●「普通の生活」が役者の基本 Suicaも持っています

 そういう小さなことの積み重ねが、映画のなかの「日常」にリアリティーを加えていく。でも、それは普段からいろいろ見ていないとできない。現場でいきなり思いつくものでないのよ。役者は当たり前の生活をし、当たり前の人たちと付き合い、普通にいることが基本。私は普通に電車に乗るし、Suica(スイカ)も持ってますよ。

 この間、「徹子の部屋」に出たとき、スイカをちょうど持っていたので出したら、(黒柳)徹子さんが「あら、スイカってこういうものなのね」って言うから、「皆さん、知ってますよ」って言ったわ。

 映画「あん」のときも、監督の河瀬(直美)さんがハンセン病の療養所に行くのに「西武新宿線の駅で待ってます」って言うから、「はい、わかりました」って。電車に乗って行って、帰りは(原作者の)ドリアン助川さんと3人で帰って。ドリアンさんが「希林さん、電車に乗って目立ちませんか?」って言うから、「そんなことないわよ」って答えたら、河瀬さんが「希林さんは、人のなか入るときに自分の姿を消しはる」って言ったの。そうなの。そうでなければ人間観察ができないでしょう。

 型通りにいかないのが日常で、「人を見る」ことが演技の大事なアイデアのストックになるわけ。例えば「モリのいる場所」では、妻は縫い物しながら碁を打って。片手間にやっているのに強かったり。夫の服についたカレーをふかせながら電話に出ると、文化勲章を伝える内容だったり。「カレーのしみ」と「文化勲章」。それが日常であり、日常の面白さでもあるのよ。

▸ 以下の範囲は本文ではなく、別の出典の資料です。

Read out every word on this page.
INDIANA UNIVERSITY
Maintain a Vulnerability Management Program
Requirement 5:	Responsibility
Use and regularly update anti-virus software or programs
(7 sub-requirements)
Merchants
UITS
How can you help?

 入れ歯も実は、若いころはずして歩いているおばあさんを街で見かけて、いつかやりたいと思っていた。「万引き家族」で念願かなったりなの。まさか「ヌードより恥ずかしい姿」を全世界にさらすことになるとは思っていなかったから。世界広しといえど、こんなことする女優、なかなかいないと思うわ(笑)。